Note that even with the elements burned out, you will still have some hot or lukewarm water available, depending on when the heating last occurred.

What To Do if Your Water Heater Trips A Breaker

Your water heater might trip due to the following reasons:

  • Faulty thermostat(s)
  • Broken heating elements
  • Loose or faulty connections

If your water heater keeps tripping the breaker, check both heating elements, thermostats, and electrical wiring.

Also, try resetting the heater. Turn off the unit at the breaker and locate the red reset button above the upper thermostat. Press the reset button and see what happens. The reset button is also known as the high-temperature cutoff switch.

If it trips and won’t reset, one of the thermostats might be broken.

If it solves the problem but happens again and again, check your heating elements.

What Else Can Cause Bad Or Low Performing Heating Elements?

Dry-Fired Elements

After servicing your electric water heater and resuming power, it’s crucial to ensure that the storage tank is full of water. If the tank is not full, the heating elements may be exposed to air, which can cause dry firing and lead to serious damage.

To avoid this, open a hot water faucet and let the water flow until it is steady and uninterrupted. This will indicate that the tank is full, and it’s safe to turn the power back on. Taking this precaution can help extend the lifespan of your water heater and prevent costly repairs.

Limescale Build-Up

Over time, the sediment build-up can become a significant problem for electric water heaters, as it reduces the heating efficiency and increases the energy consumption required to heat water to the desired temperature. It can also cause the tank to overheat and eventually lead to the premature failure of the heating element or even the entire water heater system.

Voltage Spikes, Water Exposure, And Mechanical Stress

Heating elements can also break during a voltage surge caused by weather, such as lightning or a power surge, which can cause damage to the delicate filaments.

Furthermore, when water leaks into the electrical components of the water heater, including the heating elements, it can lead to corrosion and failure.

It is also important to note that vibration and mechanical stress can cause damage to the heating elements.

Therefore, it is essential to regularly inspect the heating elements for any signs of deformation or breakage in the filament.
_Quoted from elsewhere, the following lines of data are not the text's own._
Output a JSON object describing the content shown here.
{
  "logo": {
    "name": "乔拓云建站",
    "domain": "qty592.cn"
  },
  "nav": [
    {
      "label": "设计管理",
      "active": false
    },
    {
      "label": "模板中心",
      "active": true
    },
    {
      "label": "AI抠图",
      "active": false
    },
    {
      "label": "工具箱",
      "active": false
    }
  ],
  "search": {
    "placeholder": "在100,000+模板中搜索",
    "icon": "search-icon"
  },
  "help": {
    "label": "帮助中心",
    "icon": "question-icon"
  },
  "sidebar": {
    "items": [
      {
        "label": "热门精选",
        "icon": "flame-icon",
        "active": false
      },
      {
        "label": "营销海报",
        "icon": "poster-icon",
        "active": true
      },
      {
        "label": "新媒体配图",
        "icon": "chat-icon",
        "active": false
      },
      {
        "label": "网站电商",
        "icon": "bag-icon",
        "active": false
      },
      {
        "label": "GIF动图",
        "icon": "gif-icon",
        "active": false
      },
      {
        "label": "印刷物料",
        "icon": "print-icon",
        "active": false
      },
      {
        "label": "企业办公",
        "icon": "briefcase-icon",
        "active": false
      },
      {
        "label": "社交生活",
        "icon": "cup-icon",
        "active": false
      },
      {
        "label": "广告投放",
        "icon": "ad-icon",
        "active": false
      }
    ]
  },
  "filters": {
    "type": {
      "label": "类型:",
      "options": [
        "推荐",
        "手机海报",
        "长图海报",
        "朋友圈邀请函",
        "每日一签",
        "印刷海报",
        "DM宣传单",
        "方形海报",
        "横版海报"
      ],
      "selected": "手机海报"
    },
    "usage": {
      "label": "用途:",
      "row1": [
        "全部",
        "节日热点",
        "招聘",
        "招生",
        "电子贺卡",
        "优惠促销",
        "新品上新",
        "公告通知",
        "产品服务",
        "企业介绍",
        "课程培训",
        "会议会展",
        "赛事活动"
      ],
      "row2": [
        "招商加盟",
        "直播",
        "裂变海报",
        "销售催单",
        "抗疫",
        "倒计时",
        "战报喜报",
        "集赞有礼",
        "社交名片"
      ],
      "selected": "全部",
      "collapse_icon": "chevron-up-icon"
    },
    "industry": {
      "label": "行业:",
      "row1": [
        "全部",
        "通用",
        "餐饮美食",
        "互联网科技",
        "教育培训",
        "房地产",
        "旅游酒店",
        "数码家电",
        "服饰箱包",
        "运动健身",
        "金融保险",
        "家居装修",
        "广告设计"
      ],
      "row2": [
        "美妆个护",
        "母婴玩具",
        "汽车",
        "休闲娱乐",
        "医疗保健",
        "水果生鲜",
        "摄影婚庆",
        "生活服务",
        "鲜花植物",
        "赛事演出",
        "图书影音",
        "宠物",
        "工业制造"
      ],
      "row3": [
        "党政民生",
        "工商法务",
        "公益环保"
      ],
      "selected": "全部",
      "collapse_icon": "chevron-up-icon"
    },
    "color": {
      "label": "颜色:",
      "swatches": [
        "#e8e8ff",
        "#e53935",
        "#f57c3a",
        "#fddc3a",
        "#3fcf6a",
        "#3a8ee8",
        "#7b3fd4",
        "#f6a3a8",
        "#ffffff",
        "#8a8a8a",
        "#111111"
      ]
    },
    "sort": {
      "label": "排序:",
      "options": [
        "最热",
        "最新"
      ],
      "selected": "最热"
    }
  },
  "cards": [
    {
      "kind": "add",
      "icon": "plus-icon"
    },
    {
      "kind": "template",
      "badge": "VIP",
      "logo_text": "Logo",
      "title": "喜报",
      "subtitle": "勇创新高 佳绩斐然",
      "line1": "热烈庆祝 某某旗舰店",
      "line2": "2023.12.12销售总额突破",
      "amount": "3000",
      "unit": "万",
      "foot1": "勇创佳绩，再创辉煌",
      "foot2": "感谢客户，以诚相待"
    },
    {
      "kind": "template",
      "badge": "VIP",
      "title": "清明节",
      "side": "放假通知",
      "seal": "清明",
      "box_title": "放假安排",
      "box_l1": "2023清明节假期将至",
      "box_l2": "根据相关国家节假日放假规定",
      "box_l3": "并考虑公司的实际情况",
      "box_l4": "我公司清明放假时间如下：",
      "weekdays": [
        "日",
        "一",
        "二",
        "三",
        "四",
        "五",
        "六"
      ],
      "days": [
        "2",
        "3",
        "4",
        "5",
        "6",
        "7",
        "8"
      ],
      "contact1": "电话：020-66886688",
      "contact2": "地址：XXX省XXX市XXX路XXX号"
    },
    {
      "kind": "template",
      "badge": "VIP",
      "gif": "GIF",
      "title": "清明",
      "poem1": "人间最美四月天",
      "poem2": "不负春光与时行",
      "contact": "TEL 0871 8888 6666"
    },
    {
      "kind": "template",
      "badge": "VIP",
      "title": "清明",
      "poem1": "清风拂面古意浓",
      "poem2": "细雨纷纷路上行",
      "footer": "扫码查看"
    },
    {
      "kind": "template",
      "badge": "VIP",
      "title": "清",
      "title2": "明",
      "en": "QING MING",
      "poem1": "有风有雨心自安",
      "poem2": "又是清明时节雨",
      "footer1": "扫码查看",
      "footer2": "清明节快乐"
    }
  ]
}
If there is any damage, it can be tested for continuity, and if none is detected, it should be replaced to prevent any future issues.


Don’t let bad heating elements ruin your hot water supply and shower experience.

By knowing the common causes of issues and how to test and replace faulty elements, you can easily and affordably restore your water heater’s efficiency and performance.

Keep an eye on your heating elements, stay on top of maintenance, and enjoy the benefits of a reliable and efficient water heater.